The liquidator applied for an order to recover $803,517.28 from Knut Klavenes and his wife Melenau as well as $16,030.26 from their son.
The liquidator argued that more money had been disbursed to the Klavenes’ own accounts from company funds than had been received by the company.
Mr Knut Klavenes Snr is the sole director and shareholder in KCL, which operated a labour hire business for construction in Auckland. In 2011 another company, Klavenes Construction (Tonga) Ltd (KCL Tonga), was incorporated in Tonga and operated a construction business.
KCL turned over more than $2 million in the 2015 and 2016 financial years. A large part of that money was into the Klaveneses’ personal bank accounts without formal records or accounting. KCL funds were used for KCL Tonga expenditure.
The funds were mixed, without formal accounts or records aside from bank statements. KCL never filed tax returns or paid tax. It did not have an accountant or prepare any financial accounts.
In September 2015, KCL ceased trading after defaulting on a debt of $253,000 to Dayle Timber Ltd for building materials supplied for KCL Tonga’s building projects.

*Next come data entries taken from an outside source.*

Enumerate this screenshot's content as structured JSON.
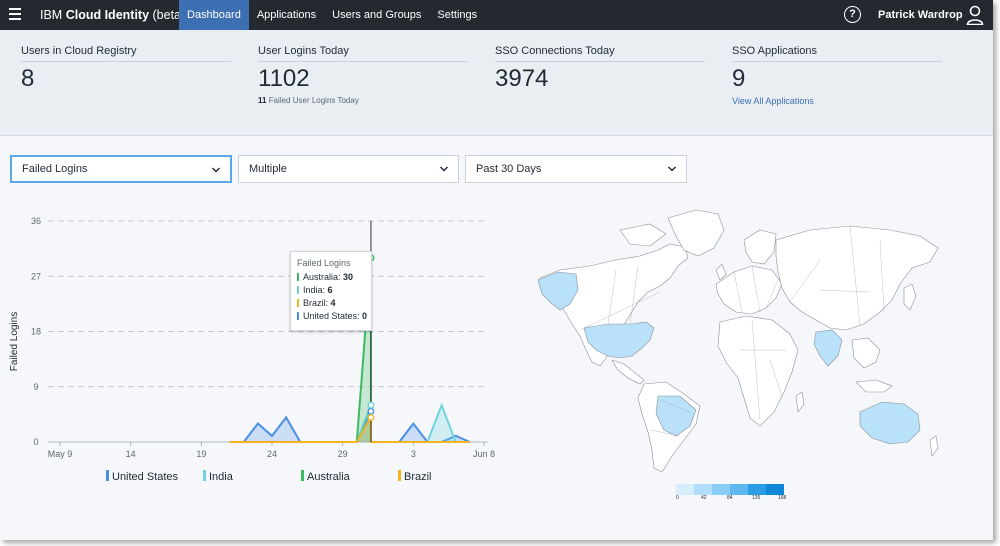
{
  "topbar": {
    "brand_prefix": "IBM ",
    "brand_bold": "Cloud Identity",
    "brand_suffix": " (beta)",
    "nav": [
      "Dashboard",
      "Applications",
      "Users and Groups",
      "Settings"
    ],
    "active_nav": "Dashboard",
    "help_glyph": "?",
    "user_name": "Patrick Wardrop"
  },
  "stats": [
    {
      "label": "Users in Cloud Registry",
      "value": "8"
    },
    {
      "label": "User Logins Today",
      "value": "1102",
      "sub_count": "11",
      "sub_text": "Failed User Logins Today"
    },
    {
      "label": "SSO Connections Today",
      "value": "3974"
    },
    {
      "label": "SSO Applications",
      "value": "9",
      "link": "View All Applications"
    }
  ],
  "filters": {
    "metric": "Failed Logins",
    "countries": "Multiple",
    "range": "Past 30 Days"
  },
  "tooltip": {
    "title": "Failed Logins",
    "rows": [
      {
        "name": "Australia",
        "value": "30",
        "color": "#3dbb61"
      },
      {
        "name": "India",
        "value": "6",
        "color": "#6fd4dc"
      },
      {
        "name": "Brazil",
        "value": "4",
        "color": "#f2b325"
      },
      {
        "name": "United States",
        "value": "0",
        "color": "#4a90e2"
      }
    ]
  },
  "chart_data": {
    "type": "line",
    "ylabel": "Failed Logins",
    "xlabel": "",
    "ylim": [
      0,
      36
    ],
    "yticks": [
      0,
      9,
      18,
      27,
      36
    ],
    "x_tick_labels": [
      "May 9",
      "14",
      "19",
      "24",
      "29",
      "3",
      "Jun 8"
    ],
    "x": [
      "May 21",
      "May 22",
      "May 23",
      "May 24",
      "May 25",
      "May 26",
      "May 27",
      "May 28",
      "May 29",
      "May 30",
      "May 31",
      "Jun 1",
      "Jun 2",
      "Jun 3",
      "Jun 4",
      "Jun 5",
      "Jun 6",
      "Jun 7",
      "Jun 8"
    ],
    "series": [
      {
        "name": "United States",
        "color": "#4a90e2",
        "values": [
          0,
          0,
          3,
          1,
          4,
          0,
          0,
          0,
          0,
          0,
          5,
          0,
          0,
          0,
          3,
          0,
          0,
          1,
          0
        ]
      },
      {
        "name": "India",
        "values": [
          0,
          0,
          0,
          0,
          0,
          0,
          0,
          0,
          0,
          0,
          6,
          0,
          0,
          0,
          0,
          0,
          6,
          0,
          0
        ],
        "color": "#6fd4dc"
      },
      {
        "name": "Australia",
        "color": "#3dbb61",
        "values": [
          0,
          0,
          0,
          0,
          0,
          0,
          0,
          0,
          0,
          0,
          30,
          0,
          0,
          0,
          0,
          0,
          0,
          0,
          0
        ]
      },
      {
        "name": "Brazil",
        "color": "#f2b325",
        "values": [
          0,
          0,
          0,
          0,
          0,
          0,
          0,
          0,
          0,
          0,
          4,
          0,
          0,
          0,
          0,
          0,
          0,
          0,
          0
        ]
      }
    ],
    "highlight_x": "May 31",
    "grid": true
  },
  "map_scale": {
    "labels": [
      "0",
      "42",
      "84",
      "126",
      "168"
    ],
    "colors": [
      "#d6eefb",
      "#b3defa",
      "#8acdf6",
      "#5cb8ef",
      "#2a9de4",
      "#0d87d8"
    ]
  }
}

KCL Tonga was placed in liquidation on October 14, 2016 and two days later KCL was placed in liquidation on application by Dayle Timber Ltd.
Significant payments were made towards KCL Tonga’s operating costs, with $439,096.85 being passed from KCL to KCL Tonga’s suppliers. Similarly, the Klavenes Jnr received $236,295.44 from KCL and paid it to KCL Tonga.
Mr Justice Palmer said money passed on from KCL to KCL Tonga could not be recovered from Mr and Mrs Klavenes because they did not receive the money.
The judge allowed the recovery of $128,124.99 from the Klaveneses and $16,030.26 from Mr Klavenes Jnr, plus interest.